People gather round gather round lend me you eyes as you gave upon my page!
lest i forgot to introduce myself...i am THE SEXY PANDA!
the most random weird smart sexy panda you will ever find in the entire page!!!
and now i present to you the first of many ...."THE RANDOM TALES OF THE SEXY PANDA"
.... It all started when our antagonizing protagonist, THE SEXY PANDA, woke up in a haunted thicket. It was the second time it had happened. Feeling abundantly displeased, THE SEXY PANDA slapped a dangerous oil-soaked rag, thinking it would make him feel better (but as usual, it did not). In a blinding moment of misguided bravado, he realized that his beloved PINK-LEMONADE was missing! Immediately he called his former cellmate, PINKY. THE SEXY PANDA had known PINKY for (plus or minus) 550,000 years, the majority of which were enticing ones. PINKY was unique. She was clever though sometimes a little... clueless. THE SEXY PANDA called her anyway, for the situation was urgent.
PINKY picked up to a very sad THE SEXY PANDA. PINKY calmly assured him that most venomous koalas yawn before mating, yet South American hissing sloths usually flamboyantly yawn *after* mating. She had no idea what that meant; she was only concerned with distracting THE SEXY PANDA. Why was PINKY trying to distract THE SEXY PANDA? Because she had snuck out from THE SEXY PANDA's with the PINK-LEMONADE only four days prior. It was a flamboyant little PINK-LEMONADE... how could she resist?
It didn't take long before THE SEXY PANDA got back to the subject at hand: his PINK-LEMONADE. PINKY shuddered. Relunctantly, PINKY invited him over, assuring him they'd find the PINK-LEMONADE. THE SEXY PANDA grabbed his hippopotamus and disembarked immediately.
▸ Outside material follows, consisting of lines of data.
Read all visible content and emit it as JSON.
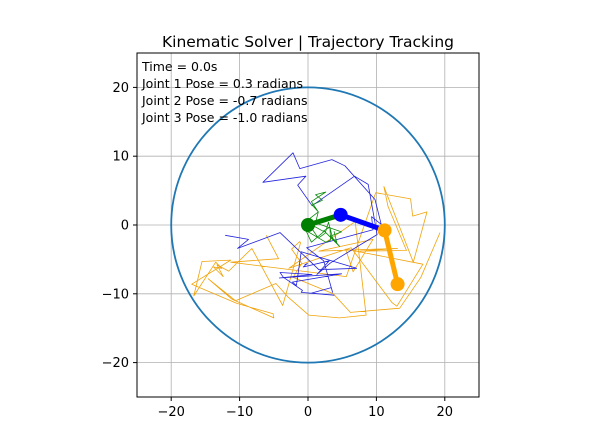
{
  "chart_data": {
    "type": "line",
    "title": "Kinematic Solver | Trajectory Tracking",
    "xlabel": "",
    "ylabel": "",
    "xlim": [
      -25,
      25
    ],
    "ylim": [
      -25,
      25
    ],
    "grid": true,
    "xticks": [
      -20,
      -10,
      0,
      10,
      20
    ],
    "yticks": [
      -20,
      -10,
      0,
      10,
      20
    ],
    "xtick_labels": [
      "−20",
      "−10",
      "0",
      "10",
      "20"
    ],
    "ytick_labels": [
      "−20",
      "−10",
      "0",
      "10",
      "20"
    ],
    "annotations": [
      "Time = 0.0s",
      "Joint 1 Pose = 0.3 radians",
      "Joint 2 Pose = -0.7 radians",
      "Joint 3 Pose = -1.0 radians"
    ],
    "workspace_circle": {
      "center": [
        0,
        0
      ],
      "radius": 20,
      "color": "#1f77b4"
    },
    "series": [
      {
        "name": "joint3-trajectory",
        "color": "#f0a30a",
        "points": [
          [
            -6.1,
            -1.5
          ],
          [
            -4.3,
            -4.9
          ],
          [
            -11.3,
            -5.4
          ],
          [
            5.6,
            -7.5
          ],
          [
            9.9,
            4.7
          ],
          [
            15,
            3.8
          ],
          [
            15.3,
            1.3
          ],
          [
            17.4,
            1.9
          ],
          [
            15.4,
            -5.4
          ],
          [
            11.6,
            4.3
          ],
          [
            11.1,
            5.6
          ],
          [
            11.7,
            2.7
          ],
          [
            14.4,
            -3.7
          ],
          [
            7.6,
            -3.8
          ],
          [
            13.1,
            -3.4
          ],
          [
            1.6,
            -3.8
          ],
          [
            9.5,
            -2.1
          ],
          [
            6.6,
            -6.8
          ],
          [
            5.5,
            -3.5
          ],
          [
            16.8,
            -5.7
          ],
          [
            13,
            -11.8
          ],
          [
            12.3,
            -11.3
          ],
          [
            6.3,
            -3.3
          ],
          [
            -2.8,
            -6.3
          ],
          [
            6.9,
            0.5
          ],
          [
            8.5,
            -13.1
          ],
          [
            4.6,
            -13.5
          ],
          [
            0.1,
            -13.1
          ],
          [
            -2.9,
            -10.5
          ],
          [
            -4.7,
            -8.5
          ],
          [
            -10.6,
            -11
          ],
          [
            -14.6,
            -7.8
          ],
          [
            -11.1,
            -10.8
          ],
          [
            -5,
            -13.5
          ],
          [
            -5.1,
            -12.9
          ],
          [
            -7.6,
            -12.2
          ],
          [
            -10.4,
            -11.4
          ],
          [
            -17,
            -8.6
          ],
          [
            -11.3,
            -5.1
          ],
          [
            -15.5,
            -5.3
          ],
          [
            -16.7,
            -10.3
          ],
          [
            -13.5,
            -5.4
          ],
          [
            -12.6,
            -6.3
          ],
          [
            -13.8,
            -6.1
          ],
          [
            -12.4,
            -7.5
          ],
          [
            -13.3,
            -5.8
          ],
          [
            -11.6,
            -6.7
          ],
          [
            -8.2,
            -3.4
          ],
          [
            -3.7,
            -11.7
          ],
          [
            -1.1,
            -2.6
          ],
          [
            -1.2,
            -2.4
          ],
          [
            -2.4,
            -3.5
          ],
          [
            -0.9,
            -5.6
          ],
          [
            -2.2,
            -7.6
          ],
          [
            3.7,
            -10
          ],
          [
            6.2,
            -12.7
          ],
          [
            13.4,
            -12.1
          ],
          [
            16.5,
            -7.6
          ],
          [
            19.3,
            -1.1
          ]
        ]
      },
      {
        "name": "joint2-trajectory",
        "color": "#2222dd",
        "points": [
          [
            -12.1,
            -1.5
          ],
          [
            -8.7,
            -2.1
          ],
          [
            -10.3,
            -3.4
          ],
          [
            -4.1,
            -1.1
          ],
          [
            1.6,
            -6.5
          ],
          [
            7.1,
            -6.3
          ],
          [
            -1,
            -3.9
          ],
          [
            -1.7,
            -8.8
          ],
          [
            -2.3,
            -8.3
          ],
          [
            4.9,
            -7.1
          ],
          [
            -4.2,
            -7.7
          ],
          [
            0.6,
            -7.2
          ],
          [
            -4.1,
            -6.9
          ],
          [
            -3.6,
            -7.6
          ],
          [
            -0.8,
            -9.5
          ],
          [
            -1,
            -9.8
          ],
          [
            3.8,
            -10.2
          ],
          [
            0.5,
            -9.9
          ],
          [
            3.4,
            -9.1
          ],
          [
            3.6,
            -9.8
          ],
          [
            2.3,
            -5.2
          ],
          [
            -0.2,
            -3.3
          ],
          [
            9.5,
            -0.7
          ],
          [
            9.3,
            1.2
          ],
          [
            10.7,
            0.1
          ],
          [
            9.8,
            3.7
          ],
          [
            5.4,
            8.6
          ],
          [
            3.5,
            9.5
          ],
          [
            -1.2,
            8.2
          ],
          [
            -2.2,
            10.5
          ],
          [
            -6.6,
            6.2
          ],
          [
            -0.3,
            7.1
          ],
          [
            -1.5,
            5.8
          ],
          [
            0.6,
            2.8
          ],
          [
            6.8,
            7.1
          ],
          [
            8.8,
            5.9
          ],
          [
            10.1,
            -1.4
          ],
          [
            3.3,
            -5.5
          ],
          [
            1.3,
            -7.2
          ],
          [
            3.1,
            -5.2
          ],
          [
            -0.7,
            -6.1
          ],
          [
            -0.1,
            -5.6
          ],
          [
            -0.5,
            -5.8
          ]
        ]
      },
      {
        "name": "joint1-trajectory",
        "color": "#0a8a0a",
        "points": [
          [
            0.2,
            0.2
          ],
          [
            2.2,
            -0.9
          ],
          [
            3.2,
            -0.3
          ],
          [
            3.3,
            -2.2
          ],
          [
            2.6,
            -2.5
          ],
          [
            -0.3,
            -0.8
          ],
          [
            0.5,
            -2.5
          ],
          [
            2.4,
            -0.9
          ],
          [
            4.6,
            -3.1
          ],
          [
            3.3,
            -1.6
          ],
          [
            4.9,
            -1
          ],
          [
            1.1,
            0.3
          ],
          [
            1.5,
            1.9
          ],
          [
            0.6,
            2.9
          ],
          [
            2.1,
            3.6
          ],
          [
            1.1,
            4.4
          ],
          [
            2.6,
            4.8
          ],
          [
            0.5,
            3.4
          ],
          [
            1.5,
            1.9
          ],
          [
            -0.2,
            0.6
          ],
          [
            1.5,
            -1.9
          ],
          [
            2.5,
            -1.2
          ],
          [
            3,
            0.4
          ],
          [
            3.6,
            -1.9
          ],
          [
            4.2,
            -2.5
          ],
          [
            3.8,
            -0.9
          ]
        ]
      }
    ],
    "arm": {
      "links": [
        {
          "name": "link-1",
          "from": [
            0,
            0
          ],
          "to": [
            4.78,
            1.48
          ],
          "color": "#008000"
        },
        {
          "name": "link-2",
          "from": [
            4.78,
            1.48
          ],
          "to": [
            11.2,
            -0.78
          ],
          "color": "#0000ff"
        },
        {
          "name": "link-3",
          "from": [
            11.2,
            -0.78
          ],
          "to": [
            13.1,
            -8.6
          ],
          "color": "#ffa500"
        }
      ],
      "joints": [
        {
          "name": "base-joint",
          "at": [
            0,
            0
          ],
          "color": "#008000"
        },
        {
          "name": "joint-2",
          "at": [
            4.78,
            1.48
          ],
          "color": "#0000ff"
        },
        {
          "name": "joint-3",
          "at": [
            11.2,
            -0.78
          ],
          "color": "#ffa500"
        },
        {
          "name": "end-effector",
          "at": [
            13.1,
            -8.6
          ],
          "color": "#ffa500"
        }
      ]
    }
  }
}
After hanging up the phone, PINKY realized that she was in trouble. She had to find a place to hide the PINK-LEMONADE and she had to do it fearlessly. She figured that if THE SEXY PANDA took the amphibious vehicle, she had take at least five minutes before THE SEXY PANDA would get there. But if he took the PANDA-CYCLE? Then PINKY would be abundantly screwed.
Before she could come up with any reasonable ideas, PINKY was interrupted by eleven pestering BUMBLE BEEs that were lured by her PINK-LEMONADE. PINKY yawned; 'Not again', she thought. Feeling displeased, she randomly reached for her carrot and carefully groped every last one of them. Apparently this was an adequate deterrent--the discouraged critters began to scurry back toward the swamp, squealing with discontent. She exhaled with relief. That's when she heard the PANDA-CYCLE rolling up. It was THE SEXY PANDA.